The Orphan of Zhao was the first Chinese play to have been translated into any European language. The Jesuit father Joseph Henri Marie de Prémare translated the play, which he titled L'Orphelin de la Maison de Tchao, into French in 1731. In Premaré's work, the dialogue was translated, but not the songs. Premaré sent the translation to France, so it could be delivered to Étienne Fourmont, a member of the French Academy. However, the play came in the possession of Jean Baptiste Du Halde instead, who published it in his Description de la Chine in 1735, although he had no permission from Prémare or Fourmont to do so.Whatever the circumstances, Du Halde published the first European translation of a genuine Chinese play. Prémare's translation would soon be translated into English for two distinct English editions of Du Halde's book, which appeared in 1736 and 1741 respectively. The first one was translated was by Richard Brookes in 1736, and the second one was translated by Green and Guthrie in 1738–41. In 1962, a third English translation of Prémare's work was done by Thomas Percy, which was a revision of Green and Guthrie. However, many of Prémare's mistranslations remained, as did the omission of the songs. In his book, DuHalde (1739) remarked: "There are Plays the Songs of which are difficult to be understood, because they are full of Allusions to things unknown to us, and Figures of Speech very difficult for us to observe." Nevertheless, The Orphan of Zhao was well-received throughout Europe with the vogue of chinoiserie at its height. Between 1741 and 1759, the play was adapted into French, English, and Italian.
In 1741, William Hatchett wrote and published the earliest adaptation of the play, which was in English; it was titled The Chinese Orphan: An Historical Tragedy. However, in essence, it was written as a political attack to Sir Robert Walpole, who was likened to Tu Angu, renamed as Saiko in Hattchett's play. Thus, Hatchett's work was never produced and—in the words of John Genest—"totally unfit for representation." In his work, Hatchett made a dedication to the Duke of Argyle in the context of the play, where the characters could be recognized as the people whom he satirized:
In Vienna, the Italian playwright Pietro Metastasio had received a request from Empress Maria Theresa to write a drama for a court performance.Thus, in 1752, he produced L'Eroe cinese. For the play, he had taken inspiration of The Orphan of Zhao and specifically mentions the story in Du Halde's book. However, as Metastasio was restricted by the number of actors (namely five) and duration, his play had a rather simple plot.

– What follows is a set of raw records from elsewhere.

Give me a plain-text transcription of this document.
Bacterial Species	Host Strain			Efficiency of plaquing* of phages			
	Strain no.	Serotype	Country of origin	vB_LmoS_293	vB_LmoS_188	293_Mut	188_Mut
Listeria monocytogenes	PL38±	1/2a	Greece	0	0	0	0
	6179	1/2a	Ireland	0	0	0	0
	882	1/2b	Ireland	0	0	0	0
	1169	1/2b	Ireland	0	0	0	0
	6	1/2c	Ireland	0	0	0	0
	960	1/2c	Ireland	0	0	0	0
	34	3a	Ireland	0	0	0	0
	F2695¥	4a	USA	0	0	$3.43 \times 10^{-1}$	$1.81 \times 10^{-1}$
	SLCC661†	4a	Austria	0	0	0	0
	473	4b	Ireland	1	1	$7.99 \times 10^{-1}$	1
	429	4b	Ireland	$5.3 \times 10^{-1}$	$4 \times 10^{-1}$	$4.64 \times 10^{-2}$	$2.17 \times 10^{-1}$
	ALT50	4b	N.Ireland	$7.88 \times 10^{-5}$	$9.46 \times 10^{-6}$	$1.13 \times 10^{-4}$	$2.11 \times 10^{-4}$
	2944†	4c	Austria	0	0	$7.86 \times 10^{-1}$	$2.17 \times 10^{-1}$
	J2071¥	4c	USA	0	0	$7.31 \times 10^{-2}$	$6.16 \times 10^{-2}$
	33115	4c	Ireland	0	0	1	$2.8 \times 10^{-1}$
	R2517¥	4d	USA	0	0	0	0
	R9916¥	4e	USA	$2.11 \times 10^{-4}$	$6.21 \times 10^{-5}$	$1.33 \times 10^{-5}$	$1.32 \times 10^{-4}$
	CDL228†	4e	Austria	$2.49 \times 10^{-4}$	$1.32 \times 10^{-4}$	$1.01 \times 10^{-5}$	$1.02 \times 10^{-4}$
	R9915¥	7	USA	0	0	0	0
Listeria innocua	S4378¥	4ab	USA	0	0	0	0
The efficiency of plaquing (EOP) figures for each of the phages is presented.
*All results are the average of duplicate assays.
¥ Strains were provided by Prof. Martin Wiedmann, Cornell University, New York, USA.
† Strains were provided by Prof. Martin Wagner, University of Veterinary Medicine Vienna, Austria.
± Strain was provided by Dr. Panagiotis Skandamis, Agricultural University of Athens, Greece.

In 1753, Voltaire wrote his L'Orphelin de la Chine. About his adapted play, Voltaire's thesis was that of a story exemplifying morality, that is as he explained, thatgenius and reason has a natural superiority over blind force and barbarism. Voltaire praised the Confucian morality of The Orphan of Zhao, remarking that it was a "valuable monument of antiquity, and gives us more insight into the manners of China than all the histories which ever were, or ever will be written of that vast empire". However, the play was still considered barbarous by him as it violated the conventions of the unities of time, action, and place, likening it to some of Shakespeare and Lope de Vega's monstrous farces as "nothing but a heap of incredible stories". Although the story of the orphan is retained in Voltaire's play, he is placed in the setting of invading Tartars. The orphan, as the royal heir, is entrusted to the official Zamti by the Chinese monarch, who was later killed by the Tatars of Gengis Kan.Voltaire introduces the theme of love (which is absent in the original play), where Gengis Kan has a secret passion for Idamé, the wife of Zamti, but he is rejected by her as she stands firm to the lawful conduct of her nation. Voltaire had altered the story to fit his idea of European enlightment and Chinese civilization, whereas, the original play is considered a stark and relentless story of intrigue, murder, and revenge. In the end of L'Orphelin de la Chine, the conqueror was to be conquered and reconciles as an admirer of Chinese civilization in light of the virtue and wisdom of Zamti and Idamé. On August 1755 at the Comédie Français in Paris, L'Orphelin de la Chine was for the first time performed on stage. The play became highly acclaimed with many people—like Jean-Jacques Rousseau—who viewed with approval the staging of a play which exalted the virtues of an ancient civilization.
In 1756, the Irish playwright Arthur Murphy wrote his Orphan of China. He stated that he had been attracted by Premare's play, but his play even more resembles Voltaire's L'Orphelin de la Chine. Murphy's Orphan of China was first performed in April 1759 and became highly successful in England. In his 1759 edition, Murphy criticized Voltaire for adding a theme of love—which he thought was unsuitable in this play—and for having a "scantiness of interesting business". He also reasserted the story of revenge, which was omitted in Voltaire's play. Although different, Murphy's play approached the original Chinese play closer than any other European adaption of the time. The Orphan of China was well-received in the literary circles of London. In 1767, Murphy's play was brought to the United States, where it was first performed at the Southwark Theater in Philadelphia.